Camille let the other women take the lead. She felt exhausted, hectic spots of colour burning in her cheeks, her pulse fluttering in her throat. She hadn’t realised how outnumbered she was going to feel, faced with so many people to manage, or how stressful it would be to play the long con. This wasn’t a job with a clear get-in and get-out; it stretched on indefinitely, demanding more than her quick wits or skill with a knife.
Seeing James’s family made her miss her battalion, Guil and Olympe and Ada, especially Ada. The rosewater smell of her skin, the brush of her fingertips and the crumple of her nose when she was about to tell them how short-sighted they were being – and, oh god, how she missed her parents too and a million other things she could never go back to.
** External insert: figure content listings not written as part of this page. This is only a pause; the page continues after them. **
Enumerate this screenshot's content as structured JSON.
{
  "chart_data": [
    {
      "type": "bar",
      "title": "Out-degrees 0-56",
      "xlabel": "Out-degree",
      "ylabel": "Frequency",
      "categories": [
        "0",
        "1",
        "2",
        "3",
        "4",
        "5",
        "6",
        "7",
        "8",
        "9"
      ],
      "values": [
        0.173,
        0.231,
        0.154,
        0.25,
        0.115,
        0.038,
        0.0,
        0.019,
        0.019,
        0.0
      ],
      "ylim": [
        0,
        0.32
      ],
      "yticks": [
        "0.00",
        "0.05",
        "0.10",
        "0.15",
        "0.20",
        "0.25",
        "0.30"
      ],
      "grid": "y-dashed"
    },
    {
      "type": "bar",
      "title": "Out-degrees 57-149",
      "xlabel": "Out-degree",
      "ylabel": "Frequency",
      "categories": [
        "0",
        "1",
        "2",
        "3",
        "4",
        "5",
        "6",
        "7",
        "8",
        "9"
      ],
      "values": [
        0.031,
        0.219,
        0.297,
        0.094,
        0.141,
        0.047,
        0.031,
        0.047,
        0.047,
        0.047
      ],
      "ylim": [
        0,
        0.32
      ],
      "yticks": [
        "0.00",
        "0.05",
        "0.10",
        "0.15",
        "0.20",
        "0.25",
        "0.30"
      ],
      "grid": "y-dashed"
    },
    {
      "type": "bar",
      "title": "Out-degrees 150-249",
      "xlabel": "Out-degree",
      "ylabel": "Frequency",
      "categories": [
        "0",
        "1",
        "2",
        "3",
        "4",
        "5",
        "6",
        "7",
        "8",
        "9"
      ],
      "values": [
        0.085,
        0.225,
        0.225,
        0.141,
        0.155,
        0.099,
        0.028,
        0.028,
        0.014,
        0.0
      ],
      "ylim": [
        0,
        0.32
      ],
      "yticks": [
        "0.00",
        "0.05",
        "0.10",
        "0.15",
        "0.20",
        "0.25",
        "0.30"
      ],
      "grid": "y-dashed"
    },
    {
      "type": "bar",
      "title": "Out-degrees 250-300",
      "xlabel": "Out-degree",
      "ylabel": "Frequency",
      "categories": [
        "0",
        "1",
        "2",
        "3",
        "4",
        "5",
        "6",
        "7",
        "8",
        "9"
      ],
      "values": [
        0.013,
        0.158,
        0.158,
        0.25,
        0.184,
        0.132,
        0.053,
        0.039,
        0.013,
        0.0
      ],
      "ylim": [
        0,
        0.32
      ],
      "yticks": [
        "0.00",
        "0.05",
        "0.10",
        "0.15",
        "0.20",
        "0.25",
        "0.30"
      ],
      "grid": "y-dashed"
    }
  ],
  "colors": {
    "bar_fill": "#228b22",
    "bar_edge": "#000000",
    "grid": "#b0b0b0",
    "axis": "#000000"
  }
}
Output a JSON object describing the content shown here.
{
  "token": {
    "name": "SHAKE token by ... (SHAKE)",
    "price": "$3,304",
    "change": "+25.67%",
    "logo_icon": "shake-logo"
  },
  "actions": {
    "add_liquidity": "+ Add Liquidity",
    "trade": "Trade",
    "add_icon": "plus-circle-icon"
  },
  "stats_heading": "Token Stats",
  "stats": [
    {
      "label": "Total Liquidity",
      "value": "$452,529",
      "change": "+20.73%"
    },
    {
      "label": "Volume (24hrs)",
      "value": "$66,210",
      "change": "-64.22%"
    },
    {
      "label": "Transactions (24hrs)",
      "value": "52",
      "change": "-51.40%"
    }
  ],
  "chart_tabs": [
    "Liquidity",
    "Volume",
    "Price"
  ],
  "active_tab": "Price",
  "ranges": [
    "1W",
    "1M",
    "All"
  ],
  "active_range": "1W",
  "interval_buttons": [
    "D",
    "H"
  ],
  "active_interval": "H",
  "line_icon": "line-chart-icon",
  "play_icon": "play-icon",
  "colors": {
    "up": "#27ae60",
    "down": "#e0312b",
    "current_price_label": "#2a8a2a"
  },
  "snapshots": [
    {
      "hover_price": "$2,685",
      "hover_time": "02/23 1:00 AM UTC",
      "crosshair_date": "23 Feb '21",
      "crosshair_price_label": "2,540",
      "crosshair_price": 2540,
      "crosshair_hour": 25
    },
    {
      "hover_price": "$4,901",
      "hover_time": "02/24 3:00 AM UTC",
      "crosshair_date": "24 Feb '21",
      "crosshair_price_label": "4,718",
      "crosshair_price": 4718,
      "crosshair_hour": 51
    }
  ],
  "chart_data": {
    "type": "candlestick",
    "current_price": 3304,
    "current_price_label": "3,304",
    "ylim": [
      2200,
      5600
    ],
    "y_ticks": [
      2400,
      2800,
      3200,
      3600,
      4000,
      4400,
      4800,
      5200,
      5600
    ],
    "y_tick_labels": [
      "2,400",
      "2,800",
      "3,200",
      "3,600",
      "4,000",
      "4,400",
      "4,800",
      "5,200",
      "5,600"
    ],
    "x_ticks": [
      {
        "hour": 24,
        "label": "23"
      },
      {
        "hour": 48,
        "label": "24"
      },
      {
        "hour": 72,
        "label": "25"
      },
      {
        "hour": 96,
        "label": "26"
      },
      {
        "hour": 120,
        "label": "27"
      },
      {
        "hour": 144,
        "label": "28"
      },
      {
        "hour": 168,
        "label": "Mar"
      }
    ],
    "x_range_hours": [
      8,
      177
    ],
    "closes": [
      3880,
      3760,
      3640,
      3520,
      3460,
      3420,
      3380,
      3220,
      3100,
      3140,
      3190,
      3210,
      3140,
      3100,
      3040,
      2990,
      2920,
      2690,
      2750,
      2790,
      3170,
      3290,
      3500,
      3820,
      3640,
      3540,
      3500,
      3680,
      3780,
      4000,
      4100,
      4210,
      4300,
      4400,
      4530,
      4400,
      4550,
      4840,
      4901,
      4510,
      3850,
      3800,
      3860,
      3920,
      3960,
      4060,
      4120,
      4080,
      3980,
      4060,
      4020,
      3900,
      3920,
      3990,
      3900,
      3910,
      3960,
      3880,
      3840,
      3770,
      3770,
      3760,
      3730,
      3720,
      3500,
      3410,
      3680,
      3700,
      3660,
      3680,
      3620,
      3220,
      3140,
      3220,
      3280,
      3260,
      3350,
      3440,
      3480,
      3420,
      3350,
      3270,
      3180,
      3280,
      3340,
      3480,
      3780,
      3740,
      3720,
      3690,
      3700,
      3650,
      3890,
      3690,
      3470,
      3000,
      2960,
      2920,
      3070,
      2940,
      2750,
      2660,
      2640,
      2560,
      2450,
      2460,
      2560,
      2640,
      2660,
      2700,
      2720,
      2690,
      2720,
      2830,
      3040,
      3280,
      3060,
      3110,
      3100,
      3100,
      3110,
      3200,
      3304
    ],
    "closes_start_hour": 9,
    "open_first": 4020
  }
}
Even so, it was still a job. She had to make it work. James was rattled; now they had to work out where he was hiding Olympe. Camille knew from experience it was no easy task keeping someone hidden, and James was an amateur. If Al could follow him, they could learn where his base was – and plan how to strike. This wasn’t her world; the rules she played by in Paris wouldn’t work here, but moving quietly and playing the role expected of her could be just as effective as any other weapon. Ada had taught her that.